The postwar era saw the efforts of such as Russell Kirk and Buckley to create a new American intellectual Conservatism, which attracted many Catholics (although a handful of these went into such ventures as Integrity Magazine — which in many ways resembled the later Triumph — and the Movement associated with such figures as J.F. Powers). Addressing the problems Cram had wrestled with decades earlier, Kirk deemed 1688 and 1776 as essentially “Conservative Revolutions.” This reading certainly allowed one to be comfortable with the Founding Fathers, and to form an alliance with the Libertarians. It was into this milieu that the founders of Triumph came, and against whose contradictions they revolted.

Triumph’s crew had their own set of internal contradictions. If a genuinely Conservative America was hard to envision, even more so was a genuinely Catholic one. Bozell and Wilhelmsen were Hispanicists (the former Francoist and the latter Carlist); Potter was a French Royalist; Bradford a Southern Agrarian; and so forth. As in earlier attempts we have looked at, this in the end was their Achilles Heel.

The “triumph” of National Review style Conservatism might well be said to have been Ronald Reagan’s election in 1980. But that apogee rapidly turned into its nadir, as post-1988 developments have shown the “Reagan Revolution” to have been a mere pause on the downward slope. In that sense, one might say National Review has been quite as much a failure — albeit longer-lived — as Triumph. But that would be a misreading.

The current disputes regarding “Integralism,” Post-Liberalism,” and that sort of thing show that the same issues are still with us. What is Conservatism, really? What is it, in this era, that we are trying to conserve — and how much of the liberal order that we have inherited is in itself responsible for where we are? What would a truly orthodox but really American Catholicism look like? In time, the Ordinariates may well help solve that question, but it is one whose answer is still far ahead of us. Ultimately, genuine, unreconstructed Catholicism shall be at the heart of any authentic American Catholicism — as it has been at the heart of all of the traditional European embodiments of the Faith.

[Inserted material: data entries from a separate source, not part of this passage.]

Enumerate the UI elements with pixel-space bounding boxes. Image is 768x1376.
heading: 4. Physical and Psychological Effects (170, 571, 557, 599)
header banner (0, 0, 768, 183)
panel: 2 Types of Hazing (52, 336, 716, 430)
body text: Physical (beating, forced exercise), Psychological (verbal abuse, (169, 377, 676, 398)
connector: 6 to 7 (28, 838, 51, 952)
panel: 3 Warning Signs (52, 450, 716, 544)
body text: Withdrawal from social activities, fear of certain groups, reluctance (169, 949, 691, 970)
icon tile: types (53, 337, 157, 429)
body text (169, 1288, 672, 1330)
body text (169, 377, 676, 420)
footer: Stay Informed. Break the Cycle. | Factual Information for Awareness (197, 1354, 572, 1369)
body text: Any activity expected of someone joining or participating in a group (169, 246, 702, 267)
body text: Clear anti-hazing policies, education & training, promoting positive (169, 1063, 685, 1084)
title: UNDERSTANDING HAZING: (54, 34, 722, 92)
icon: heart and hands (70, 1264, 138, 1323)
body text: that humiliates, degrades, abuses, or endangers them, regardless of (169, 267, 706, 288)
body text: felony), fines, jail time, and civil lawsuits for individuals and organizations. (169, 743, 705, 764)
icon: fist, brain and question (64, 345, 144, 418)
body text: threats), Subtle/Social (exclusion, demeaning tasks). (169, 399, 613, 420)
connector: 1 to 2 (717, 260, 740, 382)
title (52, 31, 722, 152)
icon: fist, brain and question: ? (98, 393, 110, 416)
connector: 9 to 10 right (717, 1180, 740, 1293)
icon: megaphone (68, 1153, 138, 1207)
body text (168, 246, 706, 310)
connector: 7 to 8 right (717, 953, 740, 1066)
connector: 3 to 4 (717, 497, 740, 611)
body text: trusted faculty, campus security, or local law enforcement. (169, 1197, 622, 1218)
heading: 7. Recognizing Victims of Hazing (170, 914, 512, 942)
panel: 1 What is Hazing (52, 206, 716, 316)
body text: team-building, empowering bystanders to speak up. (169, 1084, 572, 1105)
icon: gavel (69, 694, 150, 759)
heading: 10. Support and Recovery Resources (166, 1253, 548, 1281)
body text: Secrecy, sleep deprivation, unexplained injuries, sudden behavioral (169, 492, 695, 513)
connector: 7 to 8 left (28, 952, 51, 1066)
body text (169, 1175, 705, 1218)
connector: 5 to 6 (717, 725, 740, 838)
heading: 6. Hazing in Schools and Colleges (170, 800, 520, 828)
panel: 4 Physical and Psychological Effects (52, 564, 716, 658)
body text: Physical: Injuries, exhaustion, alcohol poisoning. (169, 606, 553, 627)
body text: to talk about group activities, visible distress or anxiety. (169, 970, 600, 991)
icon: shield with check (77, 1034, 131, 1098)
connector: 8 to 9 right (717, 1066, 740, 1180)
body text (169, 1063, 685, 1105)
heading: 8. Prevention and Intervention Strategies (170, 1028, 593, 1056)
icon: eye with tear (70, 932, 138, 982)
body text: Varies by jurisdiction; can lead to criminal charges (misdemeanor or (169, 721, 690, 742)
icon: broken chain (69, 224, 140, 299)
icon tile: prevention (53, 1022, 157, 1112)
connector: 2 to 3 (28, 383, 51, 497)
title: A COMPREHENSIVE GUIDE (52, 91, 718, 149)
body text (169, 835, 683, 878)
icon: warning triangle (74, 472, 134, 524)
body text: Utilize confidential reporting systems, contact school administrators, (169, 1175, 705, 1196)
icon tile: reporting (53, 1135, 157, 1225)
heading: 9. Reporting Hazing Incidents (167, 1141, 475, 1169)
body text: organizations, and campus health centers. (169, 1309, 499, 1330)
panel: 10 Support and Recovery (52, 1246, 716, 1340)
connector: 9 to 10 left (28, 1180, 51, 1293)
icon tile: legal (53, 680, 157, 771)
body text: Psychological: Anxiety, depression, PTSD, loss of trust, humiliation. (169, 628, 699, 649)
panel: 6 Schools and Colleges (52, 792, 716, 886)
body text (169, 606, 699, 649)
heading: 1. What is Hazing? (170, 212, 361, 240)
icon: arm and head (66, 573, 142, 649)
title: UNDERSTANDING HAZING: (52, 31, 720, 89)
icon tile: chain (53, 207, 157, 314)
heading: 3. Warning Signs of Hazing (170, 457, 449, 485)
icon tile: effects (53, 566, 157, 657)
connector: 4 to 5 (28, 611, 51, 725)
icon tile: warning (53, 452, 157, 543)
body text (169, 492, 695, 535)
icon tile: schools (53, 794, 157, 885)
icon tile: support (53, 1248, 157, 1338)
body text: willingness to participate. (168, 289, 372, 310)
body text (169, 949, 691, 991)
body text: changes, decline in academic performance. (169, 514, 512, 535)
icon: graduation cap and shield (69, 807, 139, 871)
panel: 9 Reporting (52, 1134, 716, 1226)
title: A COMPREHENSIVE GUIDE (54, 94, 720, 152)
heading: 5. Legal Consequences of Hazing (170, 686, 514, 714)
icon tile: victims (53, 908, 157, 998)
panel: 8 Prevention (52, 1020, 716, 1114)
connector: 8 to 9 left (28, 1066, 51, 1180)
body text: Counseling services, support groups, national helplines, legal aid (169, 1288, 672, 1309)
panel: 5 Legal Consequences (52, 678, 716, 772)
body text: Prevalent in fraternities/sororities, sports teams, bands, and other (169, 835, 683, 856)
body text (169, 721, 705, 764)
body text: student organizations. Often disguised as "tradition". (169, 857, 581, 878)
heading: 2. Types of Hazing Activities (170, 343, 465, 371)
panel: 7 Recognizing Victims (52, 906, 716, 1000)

But in the meantime, do yourself a favour. Go through the old issues of Triumph that are now so freely available. You will see some of the best minds that Catholic America (and some from elsewhere) ever produced. You’ll revisit old issues — some of which are as fresh as a Pharaoh’s Tomb, but others of which seem as though they address to-day’s issues. Many are inflammatory — and are meant to be. It was a feisty journal, and in the face of that hideous strength we oppose, all the more necessary for that.